Friday, March 16, Room 736, Evans Hall, Berkeley, Bay Area Microlocal
Nick Haber (Stanford)
Propagation of singularities around a Lagrangian submanifold
of radial points
In this talk we consider the wavefront set of a solution u to Pu = f,
where P is a pseudodifferential operator with real-valued homogeneous
principal symbol p. We assume that the Hamilton vector field of p has
a certain configuration of 'radial points,' that is, points where the
vector field points radially outward in the cotangent fiber.
Hormander's propagation of singularities theorem gives no information
at such radial points. Nevertheless, we are able to give additional
statements about the regularity of u. In addition, we discuss a
further regularity result in this radial setting, in the sense of how
close u is to being a Lagrangian distribution. All work presented is
joint with Andras Vasy.
Rafe Mazzeo (Stanford)
Spectral geometry on the Riemann moduli space
Abstract: I will describe joint work with Ji, Müller and Vasy
concerning the analytic properties of the Laplacian for
the Weil-Petersson metric on the Riemann moduli space.
I also hope to describe new work with Swoboda concerning
fine regularities of the Weil-Petersson metric.
Thursday, April 5:
Simeon Reich (Technion)
Problems and Results in Nonlinear Analysis
Abstract: We intend to present an update regarding several open problems
in Nonlinear Analysis which have been of recent research interest.

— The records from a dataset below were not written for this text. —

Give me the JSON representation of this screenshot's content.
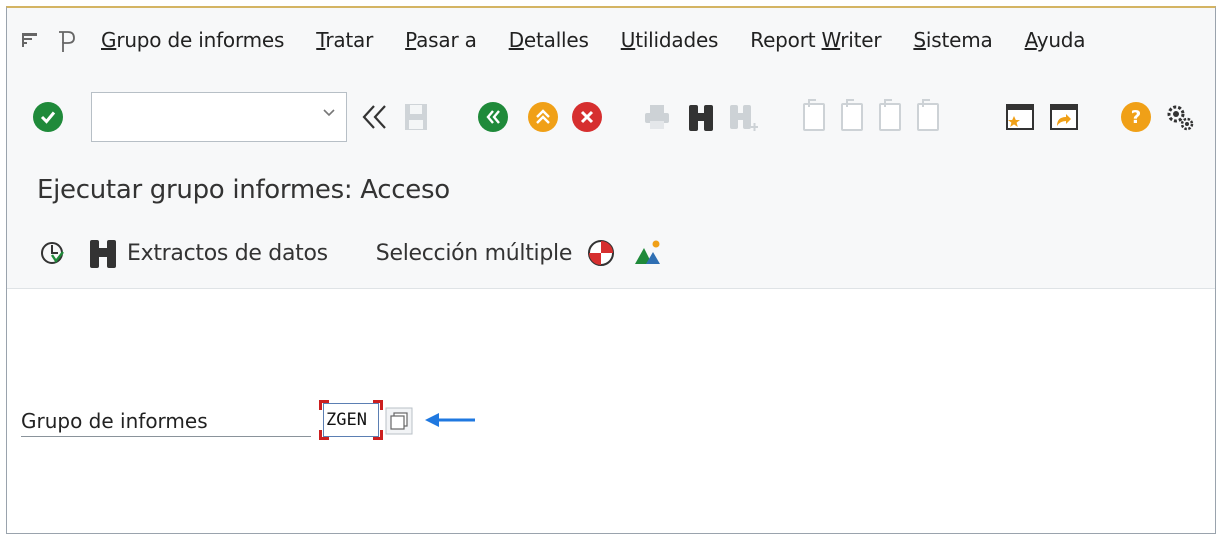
{
  "menu": {
    "items": [
      {
        "pre": "",
        "acc": "G",
        "post": "rupo de informes"
      },
      {
        "pre": "",
        "acc": "T",
        "post": "ratar"
      },
      {
        "pre": "",
        "acc": "P",
        "post": "asar a"
      },
      {
        "pre": "",
        "acc": "D",
        "post": "etalles"
      },
      {
        "pre": "",
        "acc": "U",
        "post": "tilidades"
      },
      {
        "pre": "Report ",
        "acc": "W",
        "post": "riter"
      },
      {
        "pre": "",
        "acc": "S",
        "post": "istema"
      },
      {
        "pre": "",
        "acc": "A",
        "post": "yuda"
      }
    ]
  },
  "toolbar": {
    "command_value": "",
    "icons": [
      "enter-icon",
      "command-dropdown-icon",
      "back-double-icon",
      "save-icon",
      "back-icon",
      "exit-icon",
      "cancel-icon",
      "print-icon",
      "find-icon",
      "find-next-icon",
      "first-page-icon",
      "previous-page-icon",
      "next-page-icon",
      "last-page-icon",
      "new-session-icon",
      "shortcut-icon",
      "help-icon",
      "settings-icon"
    ],
    "colors": {
      "green": "#1f8a3a",
      "orange": "#f0a017",
      "red": "#d62f2f"
    }
  },
  "title": {
    "text": "Ejecutar grupo informes: Acceso"
  },
  "app_toolbar": {
    "extracts_label": "Extractos de datos",
    "multi_select_label": "Selección múltiple"
  },
  "form": {
    "label": "Grupo de informes",
    "value": "ZGEN"
  }
}
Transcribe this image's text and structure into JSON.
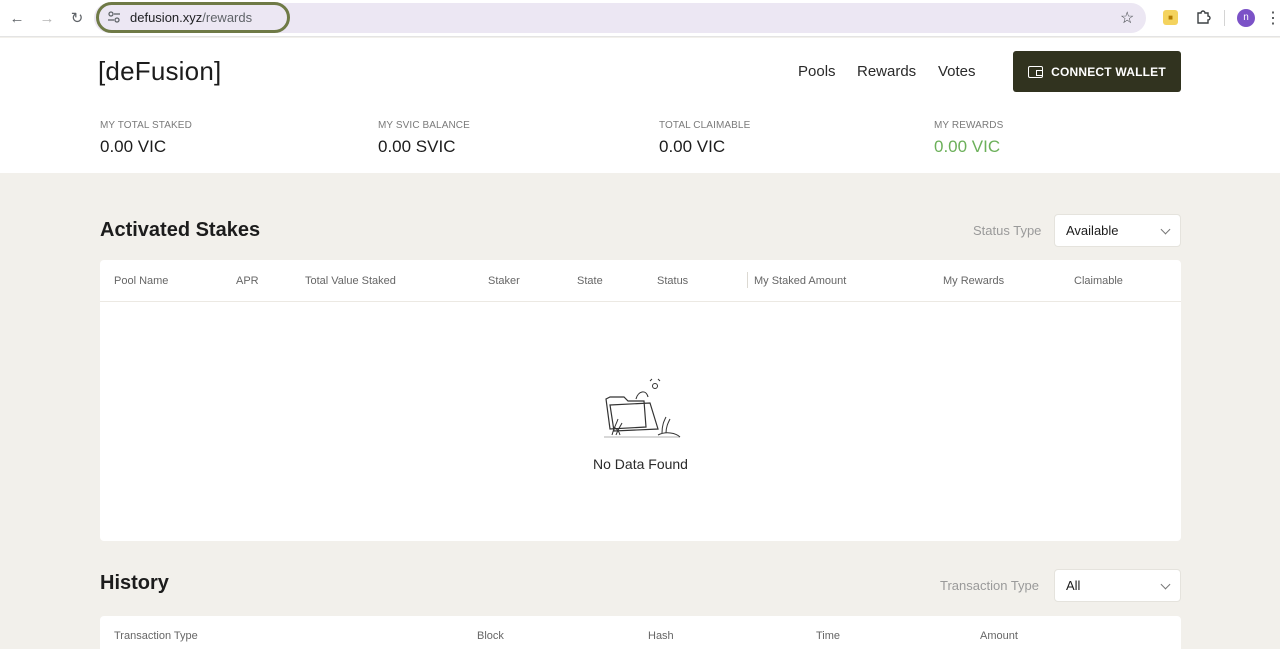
{
  "browser": {
    "url_domain": "defusion.xyz",
    "url_path": "/rewards",
    "avatar_letter": "n"
  },
  "header": {
    "logo": "[deFusion]",
    "nav": [
      "Pools",
      "Rewards",
      "Votes"
    ],
    "connect_label": "CONNECT WALLET"
  },
  "stats": [
    {
      "label": "MY TOTAL STAKED",
      "value": "0.00 VIC"
    },
    {
      "label": "MY SVIC BALANCE",
      "value": "0.00 SVIC"
    },
    {
      "label": "TOTAL CLAIMABLE",
      "value": "0.00 VIC"
    },
    {
      "label": "MY REWARDS",
      "value": "0.00 VIC"
    }
  ],
  "stakes": {
    "title": "Activated Stakes",
    "filter_label": "Status Type",
    "filter_value": "Available",
    "columns": [
      "Pool Name",
      "APR",
      "Total Value Staked",
      "Staker",
      "State",
      "Status",
      "My Staked Amount",
      "My Rewards",
      "Claimable"
    ],
    "empty_text": "No Data Found"
  },
  "history": {
    "title": "History",
    "filter_label": "Transaction Type",
    "filter_value": "All",
    "columns": [
      "Transaction Type",
      "Block",
      "Hash",
      "Time",
      "Amount"
    ]
  },
  "colors": {
    "accent_green": "#6cb05a",
    "button_dark": "#31331f",
    "page_bg": "#f2f0eb"
  }
}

These problems concern, for example, the generic method,
infinite products of operators, as well as the asymptotic
properties of discrete and continuous semigroups of holomorphic
Semyon Dyatlov (Berkeley)
Semiclassical limits of plane waves
Abstract: On a complete noncompact Riemannian manifold which is either
Euclidean or hyperbolic near infinity, we study microlocal
convergence of distorted plane waves E(z,\xi) as z \to \infty.
Here z is the spectral parameter and \xi indicates the direction
of the wave at infinity. The functions E(z,\xi) are generalized
eigenfunctions of the Laplacian, they are also known as Eisenstein
functions in the hyperbolic setting. We show that if the trapped set
has zero Liouville measure, then plane waves converge to a limiting
measure, if we average in \xi and in z\in [R,R+1]. The rate of
convergence is estimated in terms of the maximal expansion rate and
classical escape rate of the geodesic flow, giving a negative power
of z when the flow is Axiom A. As an application, we obtain
expansions of local traces and of the scattering phase with fractal
remainders. Joint work with Colin Guillarmou.
Daniel Tataru (Berkeley)
Price's law for electromagnetic waves on Schwarzschild/Kerr
Abstract: I will describe recent work, joint with Jason Metcalfe, Jacob
Sterbenz and Mihai Tohaneanu, on pointwise decay estimates for solutions
to the Maxwell system on black hole asymptotically flat relativistic
backgrounds. This is related to the nonlinear black hole stability
problem for Einstein's equations.
Friday, May 18, at 2pm (special day and time), in 383N:
Neil Trudinger (ANU)
``On the local theory of prescribed Jacobian equations''
Thursday, May 24:
Clara Aldana (Max Planck Institute)
``Compactness of isospectral sets of open surfaces''
Abstract: I will start mentioning the inverse spectral problem
for closed surfaces and the compactness result by Osgood,
Phillips and Sarnark in this setting. Then I will talk about
how to generalize this problem to complete surfaces with finite
topology, going from isoresonant surfaces to what we call
relatively isospectral surfaces. The last part part of the talk
is joint work with Pierre Albin and Frederic Rochon.
Thursday, May 31:
Dean Baskin (Northwestern)
``Asymptotics of radiation fields in asymptotically Minkowski
Abstract: Radiation fields are (appropriately rescaled) limits of solutions
of wave equations along light rays. In this talk I will describe a class of
(non-static) asymptotically Minkowski space times for which the radiation
field is defined and indicate how methods of Vasy can be used to express the
asymptotics in terms of the resonances of a related Riemannian problem on an
asymptotically hyperbolic manifold. In particular, even on Minkowski space,
these methods give a new understanding of the Klainerman-Sobolev estimates.
This is joint work with Andras Vasy and Jared Wunsch.